Today, the Havana harbor where the USS Maine sank is welcoming cruise ships with American tourists hopping off to down a mojito and watch a hypnotic pachanga dance. The Cuban missile crisis is recalled by fragments of the downed American U2 aircraft exhibited at Cuba’s Museum of the Revolution. And the waves of Cuban refugees given political asylum in the United States? Many now vote in presidential elections; many chose candidate Trump.
Cuba’s history with the United States may not be commonly known, but for some bygones are not always bygones. Cuba still has an effect.
Regardless of how Cuba has affected America’s world, the rest of the world seems to have effectively been shut out of Cuba … or preserved in amber, locked into a 1950s- and ’60s-look-and-feel reality that allows the pace of life to move more slowly. Since Fidel Castro’s passing, there seems to be less “oomph” and fewer calls for a permanent revolution, more fading and sun-bleached posters declaring America as an aggressive imperialist nation.
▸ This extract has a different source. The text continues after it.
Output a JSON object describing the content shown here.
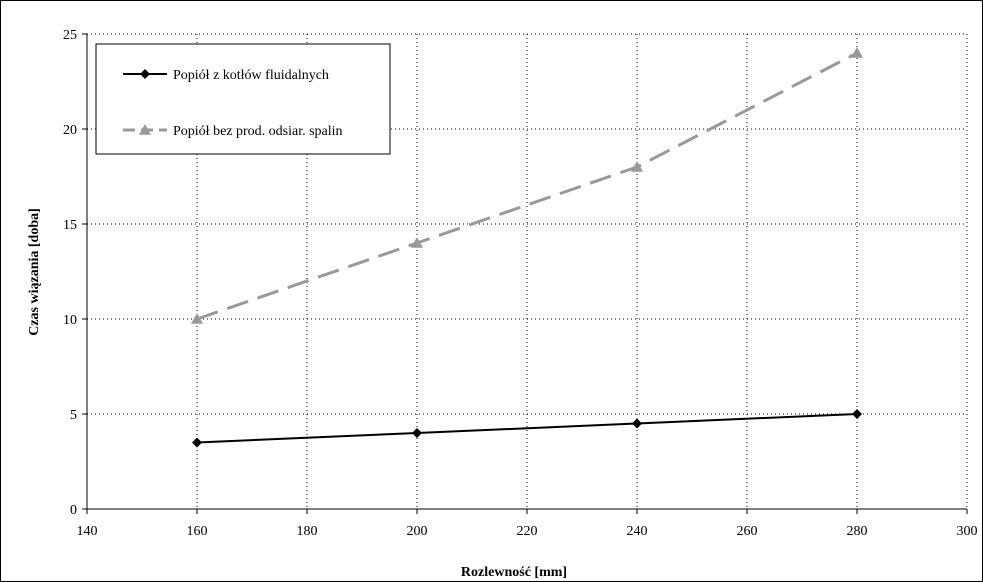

My last visit was during the mid-’90s, during the “special period” after Russia cut its subsidies – a staple of the Soviet-Cuba alliance – and America’s embargo on the island nation was really starting to hurt. Food, fuel and freedom were hard to come by. Cubans talk about the “special period” today and say that it is difficult for their children to understand how hard it really was – that today’s generation of Cubans do not really know how good they have it. Especially with the trade thaw and promise brought by the Obama overture.
An undercurrent of creative energy has been unleashed in this slowly changing environment, where a common expectation of hope and change is in the Cuban air. Restaurant cooperatives are opening and expanding – even as the buildings they occupy continue to crumble. Small private enterprises are being tested in the shadows – but not marketed for fear of being shut down. Artists are exploring expressive boundaries and international markets – but not directly challenging domestic political leaders or structures. Patience and anxiety are the conflicting attributes that characterize this transitional moment. Visitors to Cuba are witnessing a nation on the verge of social, commercial and political change. Where that change leads is uncertain, but watching while it happens is fascinating.
What is certain is America will have an effect on that change. What the Trump administration does about Cuba will be crucial to the island’s political and economic future, especially following Raul Castro’s planned resignation next year. Trump will be America’s first president since Fidel’s revolution with a post-Castro Cuba next door. But just as America shapes Cuba, the reverse has also proved true.
America first looked expansively beyond her shores in 1898 because of a “splendid little war” in Cuba. It was a watershed moment that opened the world to American leadership and hegemony.
In 2017, Cuba may have played a part in marking America’s new era of retreat from leadership in world affairs. Any effect Cuba had in bringing Trump to power means they helped elevate a president who declared to a joint session of Congress that his “job is not to represent the world.” That is a significant statement.
While literally true, for at least a century the decided role of the U.S. president has been to represent global freedom and democracy as well as the aspirations, hopes and dreams of those around the world “yearning to breathe free.”
During that time, America has long been engaged in globally pursuing both her interests and values. This is now the transactional Trump era, where American society values only her commercial and security interests. A good number of Americans welcome this shift, a fair number of global citizens fear it. Vladimir Putin’s Russia counts on it.